- Dromedary
- Coordinates: 42°43′44″S 147°08′55″E﻿ / ﻿42.7288°S 147.1487°E
- Population: 732 (2016 census)
- Postcode(s): 7030
- Location: 14 km (9 mi) W of Brighton
- LGA(s): Southern Midlands, Brighton
- Region: Central, Hobart
- State electorate(s): Lyons
- Federal division(s): Lyons
Localities around Dromedary:
| Broadmarsh | Broadmarsh | Broadmarsh |
| Magra, Boyer | Dromedary | Bridgewater |
| Boyer | Granton | Bridgewater |

= Dromedary, Tasmania =

Locality in Tasmania, Australia

Dromedary is a rural residential locality in the local government areas (LGA) of Southern Midlands and Brighton in the Central and Hobart LGA regions of Tasmania. The locality is about 14 km west of the town of Brighton. The 2016 census recorded a population of 732 for the state suburb of Dromedary.

==History==
Dromedary was gazetted as a locality in 1970.

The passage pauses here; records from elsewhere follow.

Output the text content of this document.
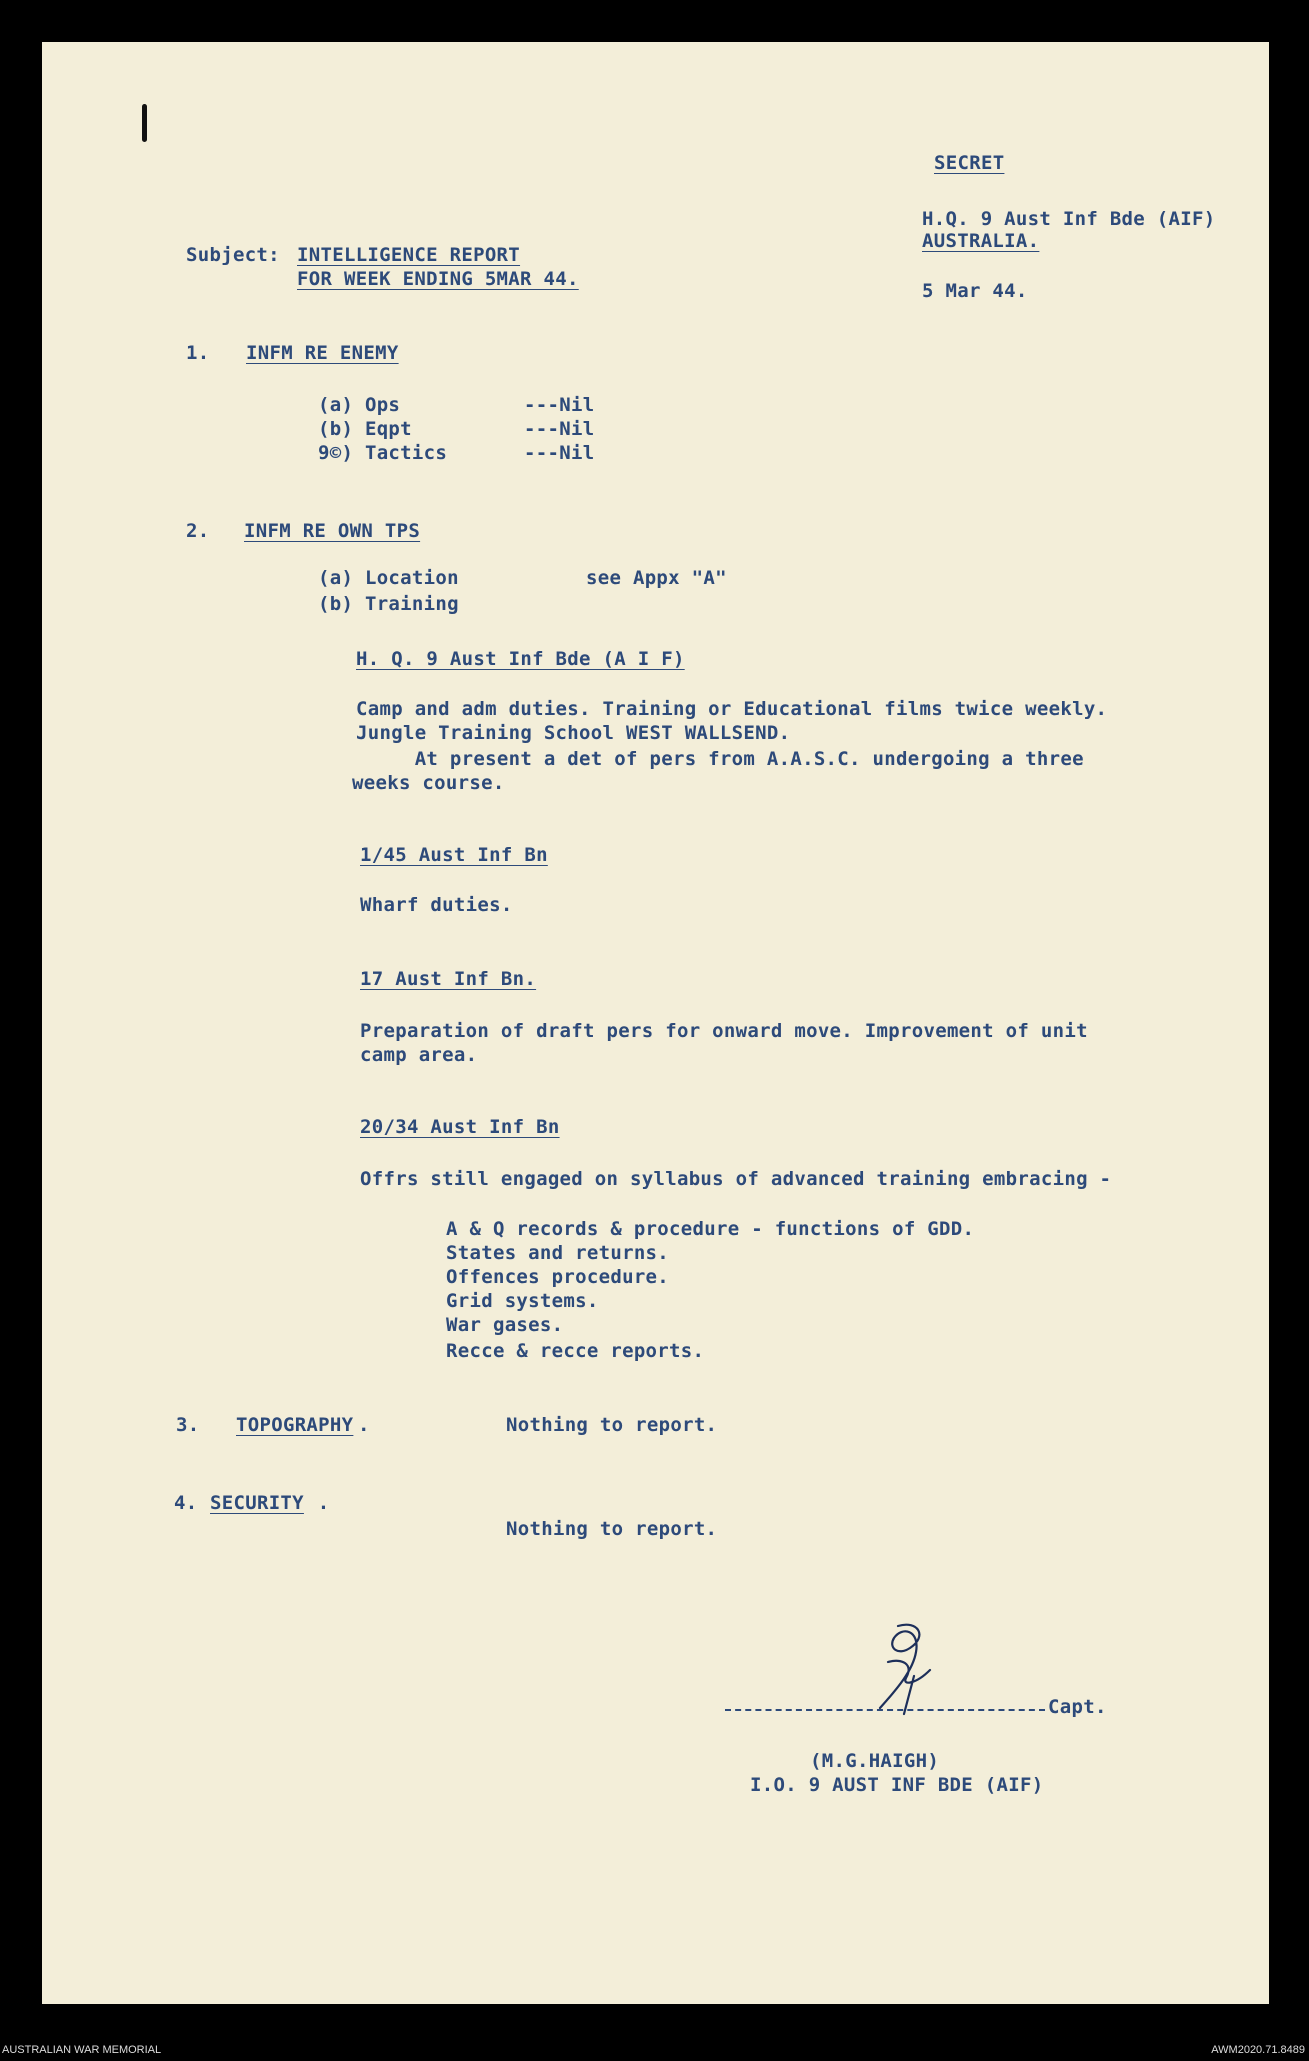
SECRET
H.Q. 9 Aust Inf Bde (AIF)
AUSTRALIA.
5 Mar 44.
Subject: INTELLIGENCE REPORT
FOR WEEK ENDING 5MAR 44.
1. INFM RE ENEMY
(a) Ops	---Nil
(b) Eqpt	---Nil
9©) Tactics	---Nil
2. INFM RE OWN TPS
(a) Location	see Appx "A"
(b) Training
H. Q. 9 Aust Inf Bde (A I F)
Camp and adm duties. Training or Educational films twice weekly.
Jungle Training School WEST WALLSEND.
At present a det of pers from A.A.S.C. undergoing a three
weeks course.
1/45 Aust Inf Bn
Wharf duties.
17 Aust Inf Bn.
Preparation of draft pers for onward move. Improvement of unit
camp area.
20/34 Aust Inf Bn
Offrs still engaged on syllabus of advanced training embracing -
A & Q records & procedure - functions of GDD.
States and returns.
Offences procedure.
Grid systems.
War gases.
Recce & recce reports.
3. TOPOGRAPHY .	Nothing to report.
4. SECURITY .
Nothing to report.
Capt.
(M.G.HAIGH)
I.O. 9 AUST INF BDE (AIF)
AUSTRALIAN WAR MEMORIAL	AWM2020.71.8489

Mount Dromedary, which is in the locality, was so named in 1794 by Captain John Hayes because of its resemblance to a camel.

==Geography==
Many of the boundaries of the locality consist of survey lines. The Derwent River forms the south-eastern boundary.

==Road infrastructure==
Route B10 (Boyer Road) passes through from south-east to south-west.